Der Bescheid über den Lohnsteuer-Jahresausgleich 1985 vom 15. Juli 1986 wurde bestandskräftig.

Durch Bescheid vom 21. August 1986 forderte das FA vom Antragsteller die gewährte Wohnungsbauprämie mit dem Hinweis darauf zurück, daß er für die im Streitjahr geleisteten Bausparbeiträge in seinem Antrag auf Lohnsteuer-Jahresausgleich den - im Streitfall eine größere Steuerminderung ergebenden - Sonderausgabenabzug geltend gemacht habe.

Nach erfolglosem Einspruchsverfahren hat der Antragsteller Klage erhoben und geltend gemacht, daß das FA die Wohnungsbauprämie zu Unrecht zurückfordere.

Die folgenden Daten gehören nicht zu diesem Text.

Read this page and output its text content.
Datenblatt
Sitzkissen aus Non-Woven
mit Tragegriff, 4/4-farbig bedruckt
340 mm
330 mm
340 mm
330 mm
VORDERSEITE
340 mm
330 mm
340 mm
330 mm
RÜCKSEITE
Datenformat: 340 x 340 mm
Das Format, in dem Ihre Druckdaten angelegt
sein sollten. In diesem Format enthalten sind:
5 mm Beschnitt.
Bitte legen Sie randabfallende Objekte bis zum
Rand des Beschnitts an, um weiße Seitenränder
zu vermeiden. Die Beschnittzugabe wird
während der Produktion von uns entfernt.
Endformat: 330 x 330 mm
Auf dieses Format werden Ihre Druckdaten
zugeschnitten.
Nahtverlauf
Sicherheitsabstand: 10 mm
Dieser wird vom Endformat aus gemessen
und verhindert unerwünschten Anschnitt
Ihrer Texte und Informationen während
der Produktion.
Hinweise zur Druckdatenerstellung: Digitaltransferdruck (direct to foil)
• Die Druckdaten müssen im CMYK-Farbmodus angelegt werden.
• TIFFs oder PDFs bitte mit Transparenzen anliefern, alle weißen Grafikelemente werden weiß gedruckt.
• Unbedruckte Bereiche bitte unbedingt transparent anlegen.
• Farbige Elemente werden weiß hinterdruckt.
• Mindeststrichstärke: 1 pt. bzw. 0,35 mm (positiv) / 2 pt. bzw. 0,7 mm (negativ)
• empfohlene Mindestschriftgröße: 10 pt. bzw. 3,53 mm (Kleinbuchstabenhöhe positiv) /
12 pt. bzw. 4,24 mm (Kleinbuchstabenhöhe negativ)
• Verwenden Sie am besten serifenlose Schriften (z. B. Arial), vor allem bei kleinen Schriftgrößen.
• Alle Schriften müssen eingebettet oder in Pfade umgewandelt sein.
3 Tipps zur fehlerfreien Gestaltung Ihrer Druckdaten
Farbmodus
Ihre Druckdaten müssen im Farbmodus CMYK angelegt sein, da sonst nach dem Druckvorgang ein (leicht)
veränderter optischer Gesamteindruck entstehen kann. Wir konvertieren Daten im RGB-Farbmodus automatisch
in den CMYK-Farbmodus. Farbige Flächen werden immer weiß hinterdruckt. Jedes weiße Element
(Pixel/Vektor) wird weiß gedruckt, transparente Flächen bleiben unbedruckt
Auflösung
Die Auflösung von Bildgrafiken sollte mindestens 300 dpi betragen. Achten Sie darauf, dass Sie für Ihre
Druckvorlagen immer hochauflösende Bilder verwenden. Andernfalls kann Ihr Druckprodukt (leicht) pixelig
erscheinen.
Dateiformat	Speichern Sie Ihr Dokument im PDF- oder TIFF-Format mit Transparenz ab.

Gleichzeitig beantragte er, ihm für das Klageverfahren Prozeßkostenhilfe (PKH) zu bewilligen.

Das Finanzgericht (FG) lehnte den Antrag auf PKH wegen fehlender Erfolgsaussichten ab (§ 142 der Finanzgerichtsordnung - FGO - i. V. m. § 114 der Zivilprozeßordnung - ZPO -). Zur Begründung führte es aus, das FA fordere die Prämie zu Recht vom Antragsteller zurück, weil dieser sein gemäß § 2 b Abs. 1 des Wohnungsbauprämiengesetzes (WoPG) bzw. § 10 Abs. 4 EStG bestehendes Wahlrecht zugunsten des Sonderausgabenabzugs von Bausparbeiträgen ausgeübt habe. Für den vom FA im wohlverstandenen Interesse des Antragstellers gewährten Sonderausgabenabzug habe sich dieser spätestens dadurch entschieden, daß er den Bescheid über den Lohnsteuer-Jahresausgleich bestandskräftig werden ließ. Wegen des Kumulationsverbotes habe der Antragsteller deshalb keinen Anspruch auf die Prämie gehabt.

Mit seiner Beschwerde macht der Antragsteller geltend, seine Klage habe hinreichende Aussicht auf Erfolg.

Er beantragt sinngemäß, ihm PKH zu gewähren.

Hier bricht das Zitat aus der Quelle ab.